The guitarist recalls having no expectations when the band recorded their self-titled debut album live at The Roxy Theatre in Los Angeles in 1987. But within a year they had released their major label debut Nothing’s Shocking and were on their way to stardom.
Navarro tells Ultimate Guitar: “There might be a pessimist side of me that didn’t even believe it would ever really come out. Growing up in LA, I’m very familiar with people who have lots of big plans and not very much outcome. A lot of people talk about the things they’re gonna do and then at the end of the day don’t deliver. So I was aware of that at that young age and just prepared for us to be one of those groups.
“I don’t think anybody really foresaw us becoming anything more than an underground college radio band. I don’t think we did and I know I certainly didn’t. There was a radio station here KXLU that was a big supporter of alternative scenes back in the day.
“In my head, if we were played on KXLU, we had made the big time. That was it. We had recorded demos together as a band by the time we did that record. Also I was so young and I was just like a young, drunk kid. I don’t even know if I was really thinking about it.”
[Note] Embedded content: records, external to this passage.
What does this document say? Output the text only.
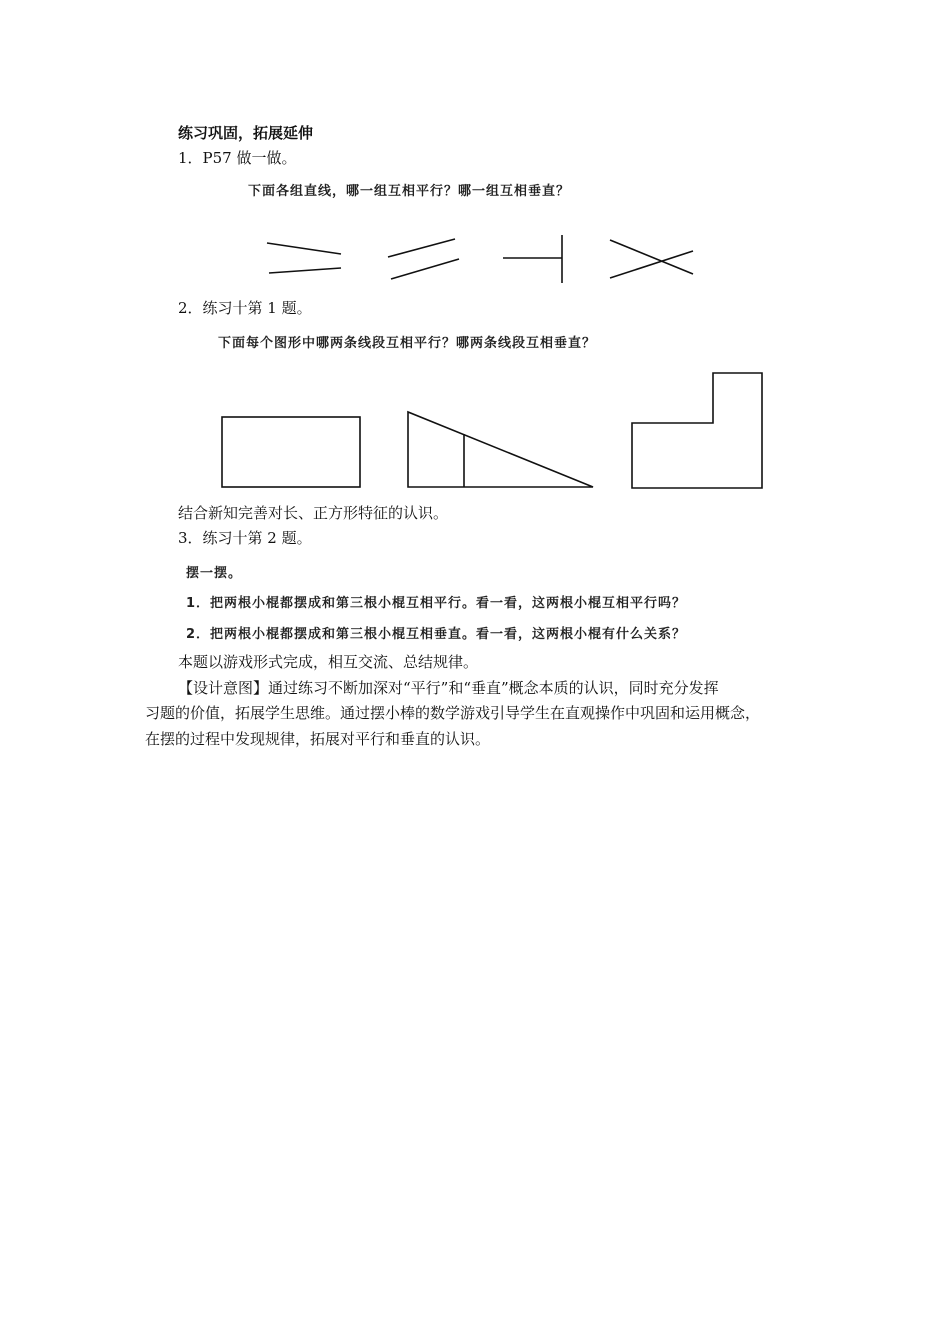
练习巩固，拓展延伸
1．P57 做一做。
下面各组直线，哪一组互相平行？哪一组互相垂直？
2．练习十第 1 题。
下面每个图形中哪两条线段互相平行？哪两条线段互相垂直？
结合新知完善对长、正方形特征的认识。
3．练习十第 2 题。
摆一摆。
1．把两根小棍都摆成和第三根小棍互相平行。看一看，这两根小棍互相平行吗？
2．把两根小棍都摆成和第三根小棍互相垂直。看一看，这两根小棍有什么关系？
本题以游戏形式完成，相互交流、总结规律。
【设计意图】通过练习不断加深对“平行”和“垂直”概念本质的认识，同时充分发挥
习题的价值，拓展学生思维。通过摆小棒的数学游戏引导学生在直观操作中巩固和运用概念，
在摆的过程中发现规律，拓展对平行和垂直的认识。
Navarro describes the debut album as “cringeworthy” in some ways, but adds that he also considers it “perfect.”
He says: “As a record and as a time capsule, I think it’s shockingly good. But as a technician on the guitar? It’s cringeworthy.
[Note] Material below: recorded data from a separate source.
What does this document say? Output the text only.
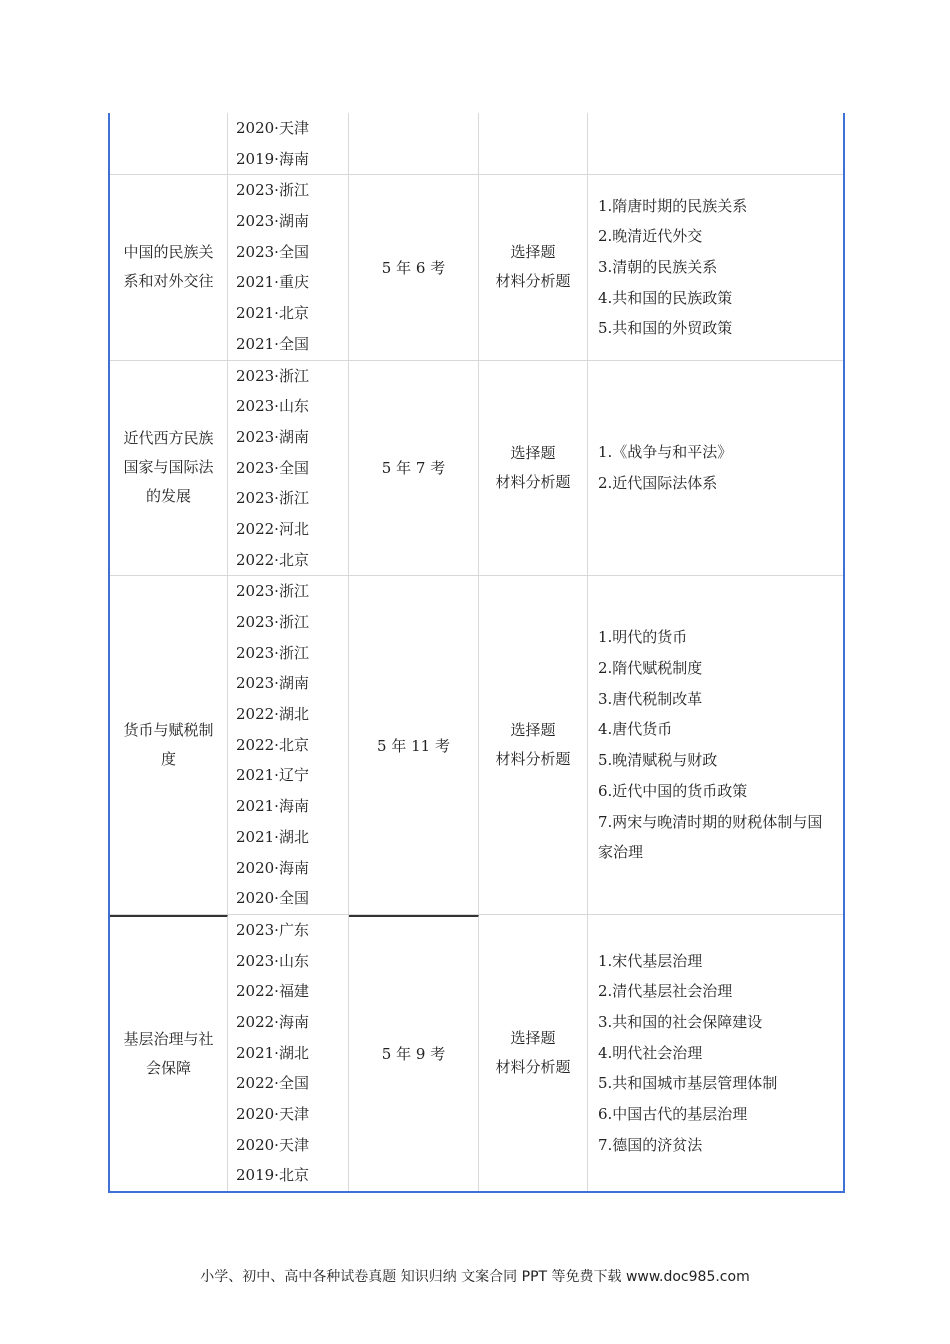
2020·天津
2019·海南
中国的民族关系和对外交往
2023·浙江
2023·湖南
2023·全国
2021·重庆
2021·北京
2021·全国
5 年 6 考
选择题
材料分析题
1.隋唐时期的民族关系
2.晚清近代外交
3.清朝的民族关系
4.共和国的民族政策
5.共和国的外贸政策
近代西方民族国家与国际法的发展
2023·浙江
2023·山东
2023·湖南
2023·全国
2023·浙江
2022·河北
2022·北京
5 年 7 考
选择题
材料分析题
1.《战争与和平法》
2.近代国际法体系
货币与赋税制度
2023·浙江
2023·浙江
2023·浙江
2023·湖南
2022·湖北
2022·北京
2021·辽宁
2021·海南
2021·湖北
2020·海南
2020·全国
5 年 11 考
选择题
材料分析题
1.明代的货币
2.隋代赋税制度
3.唐代税制改革
4.唐代货币
5.晚清赋税与财政
6.近代中国的货币政策
7.两宋与晚清时期的财税体制与国家治理
基层治理与社会保障
2023·广东
2023·山东
2022·福建
2022·海南
2021·湖北
2022·全国
2020·天津
2020·天津
2019·北京
5 年 9 考
选择题
材料分析题
1.宋代基层治理
2.清代基层社会治理
3.共和国的社会保障建设
4.明代社会治理
5.共和国城市基层管理体制
6.中国古代的基层治理
7.德国的济贫法
小学、初中、高中各种试卷真题 知识归纳 文案合同 PPT 等免费下载 www.doc985.com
“I can’t look at my own work and judge it. All I hear are things I don’t like about it but if I look at it like one of Andy Warhol’s time capsules, I think it’s perfect.”
Talking about how rock bands have been affected by the changes in technology, Navarro says he’s most disappointed by how it has ruined the mystery surrounding rock stars.
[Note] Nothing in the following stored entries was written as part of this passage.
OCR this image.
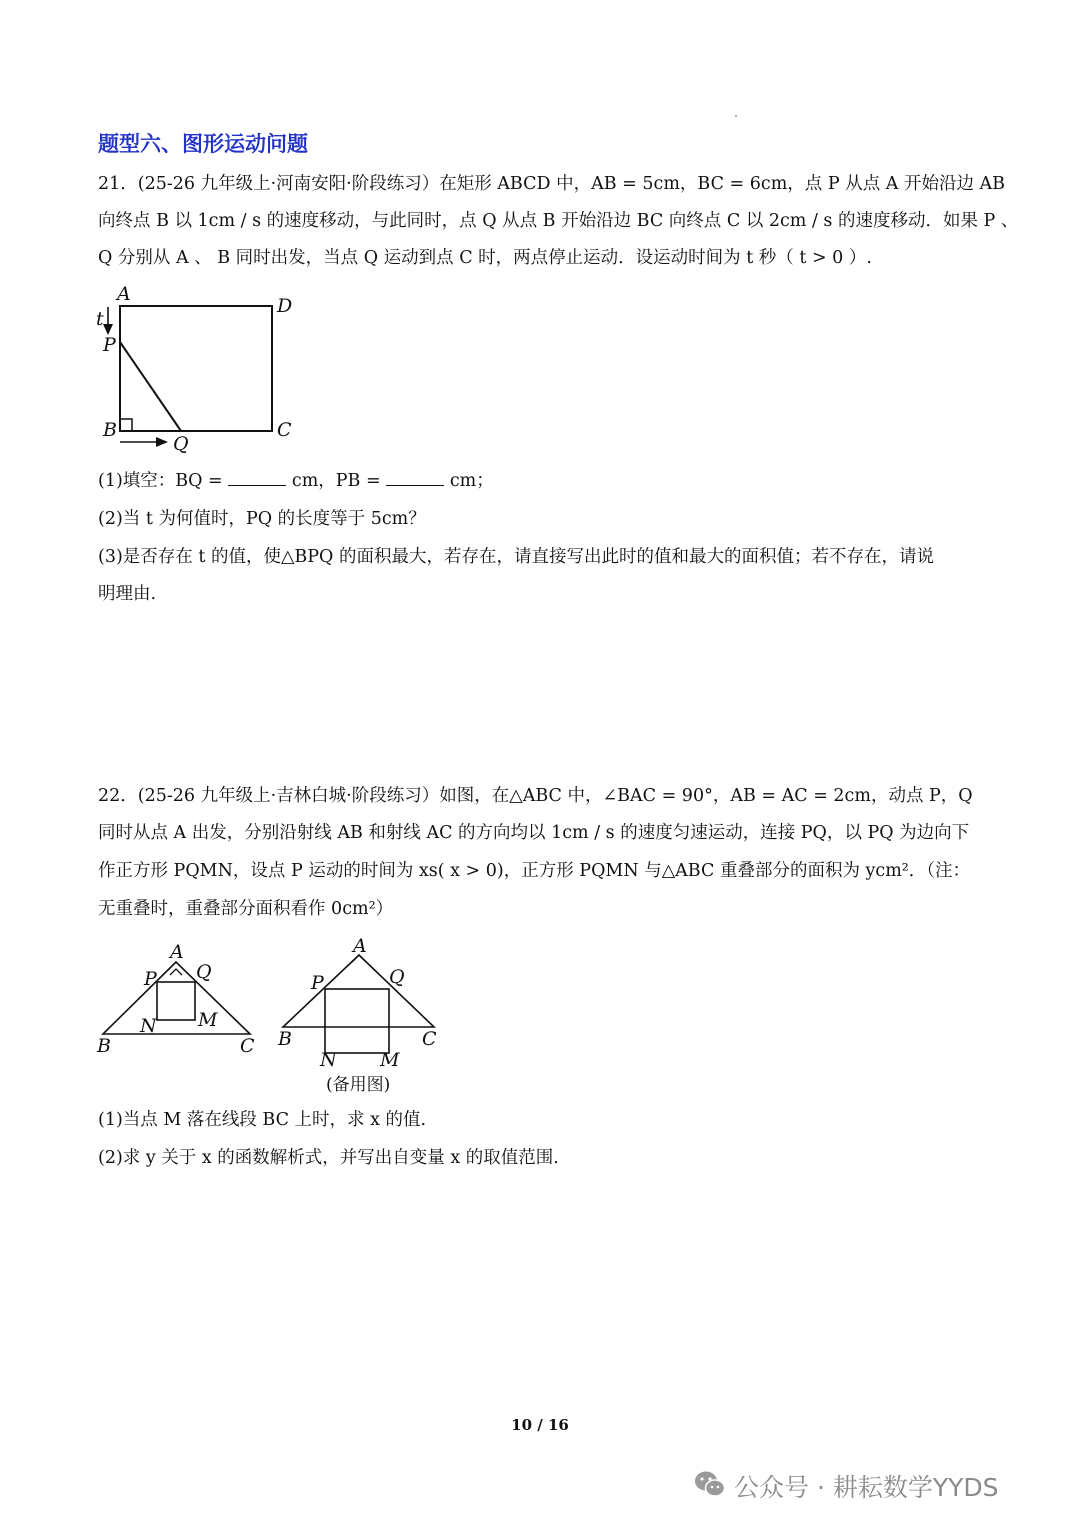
题型六、图形运动问题
21．(25-26 九年级上·河南安阳·阶段练习）在矩形 ABCD 中，AB = 5cm，BC = 6cm，点 P 从点 A 开始沿边 AB
向终点 B 以 1cm / s 的速度移动，与此同时，点 Q 从点 B 开始沿边 BC 向终点 C 以 2cm / s 的速度移动．如果 P 、
Q 分别从 A 、 B 同时出发，当点 Q 运动到点 C 时，两点停止运动．设运动时间为 t 秒（ t > 0 ）.
A
D
t
P
B	C
Q
(1)填空：BQ =	cm，PB =	cm；
(2)当 t 为何值时，PQ 的长度等于 5cm？
(3)是否存在 t 的值，使△BPQ 的面积最大，若存在，请直接写出此时的值和最大的面积值；若不存在，请说
明理由.
22．(25-26 九年级上·吉林白城·阶段练习）如图，在△ABC 中，∠BAC = 90°，AB = AC = 2cm，动点 P，Q
同时从点 A 出发，分别沿射线 AB 和射线 AC 的方向均以 1cm / s 的速度匀速运动，连接 PQ，以 PQ 为边向下
作正方形 PQMN，设点 P 运动的时间为 xs( x > 0)，正方形 PQMN 与△ABC 重叠部分的面积为 ycm²．（注：
无重叠时，重叠部分面积看作 0cm²）
A
P Q
N M
B	C
A
P	Q
N M
B	C
(备用图)
(1)当点 M 落在线段 BC 上时，求 x 的值.
(2)求 y 关于 x 的函数解析式，并写出自变量 x 的取值范围.
10 / 16
公众号 · 耕耘数学YYDS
He says: “It gives me chills to think about the time. I was in fucking sixth grade and Van Halen I comes out and I save up allowance and go to the store. I buy it, put it on and I have no fucking idea what is going on. It was just mind boggling.
“The idea that in today’s culture I can go and check out the website and tweet Eddie Van Halen is just like, ‘Huh?’ That’s kind of destroying any myth there is. I want this guy to be a superhero. I don’t want him to have a Twitter account. But that’s the world we live in.”
Jane’s Addiction’s most recent album was 2011’s The Great Escape Artist.